In its memorandum & order, the Middle District clarified that the made whole doctrine will not apply unless the defendant affirmatively demonstrates that the concurrent subrogation action will deplete available funds to such a degree that the insured cannot be fully compensated. Op. at 11. Here, the made whole rule did not apply because Convenience Products failed to show that a “subrogation claim for amounts paid is likely to deprive the [insureds] of full recovery on their loss.” Op. at 11. The court reasoned that, “[a]s an equitable principle, the ‘made whole’ doctrine does not apply as a bar to subrogation where funds are sufficient to make both the insured and the insurer whole.” Op. at 11. Here, there was “no indication that the policy limits [were] inadequate to fully compensate the Barricks for their loss.” Op. at 11.
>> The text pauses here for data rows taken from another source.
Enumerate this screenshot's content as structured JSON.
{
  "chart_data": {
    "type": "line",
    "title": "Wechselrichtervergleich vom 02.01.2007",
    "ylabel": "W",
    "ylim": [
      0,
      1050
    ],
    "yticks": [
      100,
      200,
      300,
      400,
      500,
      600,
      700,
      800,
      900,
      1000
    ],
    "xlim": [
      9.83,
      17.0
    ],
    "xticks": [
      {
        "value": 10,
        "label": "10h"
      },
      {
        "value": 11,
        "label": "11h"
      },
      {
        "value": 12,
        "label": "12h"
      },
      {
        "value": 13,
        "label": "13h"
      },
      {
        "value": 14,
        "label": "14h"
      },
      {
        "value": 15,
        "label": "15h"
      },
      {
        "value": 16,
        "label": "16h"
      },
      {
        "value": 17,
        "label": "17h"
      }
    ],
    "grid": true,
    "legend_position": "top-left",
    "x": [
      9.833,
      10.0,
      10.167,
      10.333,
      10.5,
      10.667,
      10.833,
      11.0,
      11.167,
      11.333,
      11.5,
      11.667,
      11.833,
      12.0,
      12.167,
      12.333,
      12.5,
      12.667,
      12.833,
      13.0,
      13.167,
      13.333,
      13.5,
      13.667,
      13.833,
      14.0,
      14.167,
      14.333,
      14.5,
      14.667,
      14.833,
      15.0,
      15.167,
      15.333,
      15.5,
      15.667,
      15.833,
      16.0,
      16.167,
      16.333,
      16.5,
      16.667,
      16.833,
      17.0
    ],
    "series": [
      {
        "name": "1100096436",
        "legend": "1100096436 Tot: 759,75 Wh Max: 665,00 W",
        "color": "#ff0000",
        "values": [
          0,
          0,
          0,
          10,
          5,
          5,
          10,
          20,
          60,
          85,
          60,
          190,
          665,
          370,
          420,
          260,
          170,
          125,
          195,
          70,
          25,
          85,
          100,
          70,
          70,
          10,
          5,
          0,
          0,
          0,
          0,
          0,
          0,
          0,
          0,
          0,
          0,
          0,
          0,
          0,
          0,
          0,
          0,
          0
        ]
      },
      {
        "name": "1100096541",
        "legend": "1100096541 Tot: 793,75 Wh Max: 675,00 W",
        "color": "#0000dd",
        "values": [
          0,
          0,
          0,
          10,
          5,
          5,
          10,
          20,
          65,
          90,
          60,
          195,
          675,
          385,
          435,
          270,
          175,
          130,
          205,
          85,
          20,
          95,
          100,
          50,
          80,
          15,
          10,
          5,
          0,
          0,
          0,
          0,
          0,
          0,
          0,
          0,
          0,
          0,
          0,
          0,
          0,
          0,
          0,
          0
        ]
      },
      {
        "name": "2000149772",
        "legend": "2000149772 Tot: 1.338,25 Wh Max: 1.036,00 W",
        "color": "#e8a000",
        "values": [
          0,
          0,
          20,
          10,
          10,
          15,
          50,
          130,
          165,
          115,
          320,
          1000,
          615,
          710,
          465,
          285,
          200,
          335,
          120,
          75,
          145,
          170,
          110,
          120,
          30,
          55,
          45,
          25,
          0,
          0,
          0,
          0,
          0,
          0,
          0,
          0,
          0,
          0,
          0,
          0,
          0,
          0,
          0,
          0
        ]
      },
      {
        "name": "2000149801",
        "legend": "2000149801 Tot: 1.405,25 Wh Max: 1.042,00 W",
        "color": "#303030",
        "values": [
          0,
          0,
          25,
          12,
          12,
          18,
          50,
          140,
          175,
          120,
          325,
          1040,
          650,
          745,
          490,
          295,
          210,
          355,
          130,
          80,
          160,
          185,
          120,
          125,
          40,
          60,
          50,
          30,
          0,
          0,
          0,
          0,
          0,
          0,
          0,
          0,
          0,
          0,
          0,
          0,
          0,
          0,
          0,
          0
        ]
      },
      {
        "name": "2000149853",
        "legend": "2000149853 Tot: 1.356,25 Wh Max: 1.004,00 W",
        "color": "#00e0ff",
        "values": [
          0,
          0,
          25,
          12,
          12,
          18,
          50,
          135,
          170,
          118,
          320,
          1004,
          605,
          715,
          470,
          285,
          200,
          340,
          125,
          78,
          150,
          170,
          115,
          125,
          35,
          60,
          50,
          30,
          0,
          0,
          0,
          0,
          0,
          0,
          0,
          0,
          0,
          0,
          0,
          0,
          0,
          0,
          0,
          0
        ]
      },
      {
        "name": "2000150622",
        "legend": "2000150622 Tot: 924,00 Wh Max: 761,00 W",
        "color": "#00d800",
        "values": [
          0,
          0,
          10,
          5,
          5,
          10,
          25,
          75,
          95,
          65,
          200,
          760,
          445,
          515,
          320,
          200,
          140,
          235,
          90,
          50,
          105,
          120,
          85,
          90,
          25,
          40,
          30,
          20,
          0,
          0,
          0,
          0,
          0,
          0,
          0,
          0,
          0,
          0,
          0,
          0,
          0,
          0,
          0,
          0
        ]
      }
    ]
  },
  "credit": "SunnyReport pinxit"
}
The memorandum & order in Unitrin can have wide-ranging implications for future subrogation cases. It lends support to the proposition that, in Pennsylvania, an insurer should not ordinarily be compelled to join in its insured’s state court action provided that the insurer only seeks recovery for a sum that it has paid pursuant to the applicable policy. With no obligation to join the insured’s state court action, the insurer will likely be allowed to pursue recovery in Pennsylvania federal court despite the fact that its action was filed subsequent to the insured’s state court action arising from the same transaction or occurrence. Moreover, a tortfeasor in Pennsylvania may not invoke the made whole rule by merely pointing to a co-pending state court action and flatly asserting that the insured’s action should be prosecuted in full before the insurer may pursue recovery, rather, the tortfeasor must affirmatively show that the maintenance of the two co-pending actions will deny the insured full recovery in its action.